The district court granted MAG’s motion for summary judgment, finding that the inventor was in privity with B/E for the following reasons:

  • B/E used the inventor’s knowledge to conduct the allegedly infringing activities.

  • The inventor was hired specifically to develop the toilets that were accused of infringement.

  • The inventor was the director of engineering for B/E and later became the vice president and general manager of B/E. 

On appeal, the Federal Circuit held that the district court did not abuse its discretion in concluding that assignor estoppel applies, and that B/E was correctly barred from arguing that the patents-in-suit were invalid.

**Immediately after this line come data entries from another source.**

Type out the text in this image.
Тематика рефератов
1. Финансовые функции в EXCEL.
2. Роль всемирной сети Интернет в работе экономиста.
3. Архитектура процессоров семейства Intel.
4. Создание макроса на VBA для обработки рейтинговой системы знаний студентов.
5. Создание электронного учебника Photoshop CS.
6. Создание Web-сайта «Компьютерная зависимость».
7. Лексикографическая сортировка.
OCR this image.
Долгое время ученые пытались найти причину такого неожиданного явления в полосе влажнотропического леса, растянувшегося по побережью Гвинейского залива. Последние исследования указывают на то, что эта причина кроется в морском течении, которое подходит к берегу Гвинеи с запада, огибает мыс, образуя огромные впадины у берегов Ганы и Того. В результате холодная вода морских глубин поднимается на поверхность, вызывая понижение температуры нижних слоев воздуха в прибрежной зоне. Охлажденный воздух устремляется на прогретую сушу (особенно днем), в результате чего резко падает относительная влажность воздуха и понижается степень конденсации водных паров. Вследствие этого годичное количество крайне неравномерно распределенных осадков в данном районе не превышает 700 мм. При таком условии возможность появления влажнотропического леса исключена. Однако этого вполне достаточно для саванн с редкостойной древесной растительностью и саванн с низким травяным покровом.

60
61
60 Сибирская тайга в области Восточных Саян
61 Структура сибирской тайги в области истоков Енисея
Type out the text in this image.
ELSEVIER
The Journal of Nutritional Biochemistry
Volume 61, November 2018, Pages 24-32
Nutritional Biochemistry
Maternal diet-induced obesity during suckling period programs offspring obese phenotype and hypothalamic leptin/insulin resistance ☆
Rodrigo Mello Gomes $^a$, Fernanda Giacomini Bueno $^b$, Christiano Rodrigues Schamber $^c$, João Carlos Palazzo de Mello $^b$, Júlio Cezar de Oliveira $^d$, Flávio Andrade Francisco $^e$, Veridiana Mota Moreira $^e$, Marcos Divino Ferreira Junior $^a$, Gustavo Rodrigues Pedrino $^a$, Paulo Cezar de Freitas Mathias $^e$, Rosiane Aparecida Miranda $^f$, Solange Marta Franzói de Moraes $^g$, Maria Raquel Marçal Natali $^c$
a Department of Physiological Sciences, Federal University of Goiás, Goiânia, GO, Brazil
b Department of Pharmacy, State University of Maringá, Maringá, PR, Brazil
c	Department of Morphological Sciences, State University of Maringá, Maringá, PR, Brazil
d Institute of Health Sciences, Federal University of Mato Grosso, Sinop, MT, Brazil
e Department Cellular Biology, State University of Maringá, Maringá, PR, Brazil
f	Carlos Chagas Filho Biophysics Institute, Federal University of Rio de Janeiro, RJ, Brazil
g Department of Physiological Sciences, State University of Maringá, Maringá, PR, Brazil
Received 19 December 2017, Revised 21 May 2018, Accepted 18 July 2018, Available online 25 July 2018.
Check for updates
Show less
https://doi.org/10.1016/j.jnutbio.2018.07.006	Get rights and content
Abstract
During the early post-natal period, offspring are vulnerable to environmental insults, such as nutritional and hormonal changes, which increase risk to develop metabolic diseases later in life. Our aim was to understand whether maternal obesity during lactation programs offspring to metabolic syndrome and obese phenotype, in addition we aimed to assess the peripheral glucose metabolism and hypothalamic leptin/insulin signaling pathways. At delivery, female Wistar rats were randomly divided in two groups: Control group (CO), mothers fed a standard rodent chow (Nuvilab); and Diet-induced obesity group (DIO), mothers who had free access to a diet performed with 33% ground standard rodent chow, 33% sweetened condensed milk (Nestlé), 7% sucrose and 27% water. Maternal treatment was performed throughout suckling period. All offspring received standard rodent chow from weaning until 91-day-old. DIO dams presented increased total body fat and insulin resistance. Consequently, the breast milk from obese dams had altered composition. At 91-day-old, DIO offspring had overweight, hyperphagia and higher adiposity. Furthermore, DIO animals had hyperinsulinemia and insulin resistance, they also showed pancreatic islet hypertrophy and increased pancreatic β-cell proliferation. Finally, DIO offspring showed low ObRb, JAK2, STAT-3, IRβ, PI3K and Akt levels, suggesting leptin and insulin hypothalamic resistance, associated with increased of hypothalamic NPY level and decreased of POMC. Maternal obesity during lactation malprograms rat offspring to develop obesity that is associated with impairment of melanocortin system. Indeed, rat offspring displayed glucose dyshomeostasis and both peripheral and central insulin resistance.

As it was defending itself in district court, B/E concurrently challenged the validity of the patents-in-suit in inter partes review (IPR) proceedings before the Board. During the IPR proceedings, MAG argued that the doctrine of assignor estoppel prevented B/E from seeking IPR of these patents because the inventor was in privity with B/E. The Board rejected MAG’s argument and held that assignor estoppel is not applicable to IPR. The Board concluded that assignor estoppel is an equitable doctrine and does not “provide an exception to the statutory mandate that any person who is not the owner of a patent may file a petition for inter partes review.” As a result, while B/E was unable to challenge the validity of the patents-in-suit in district court, it was able to challenge the validity of those patents in an IPR proceeding.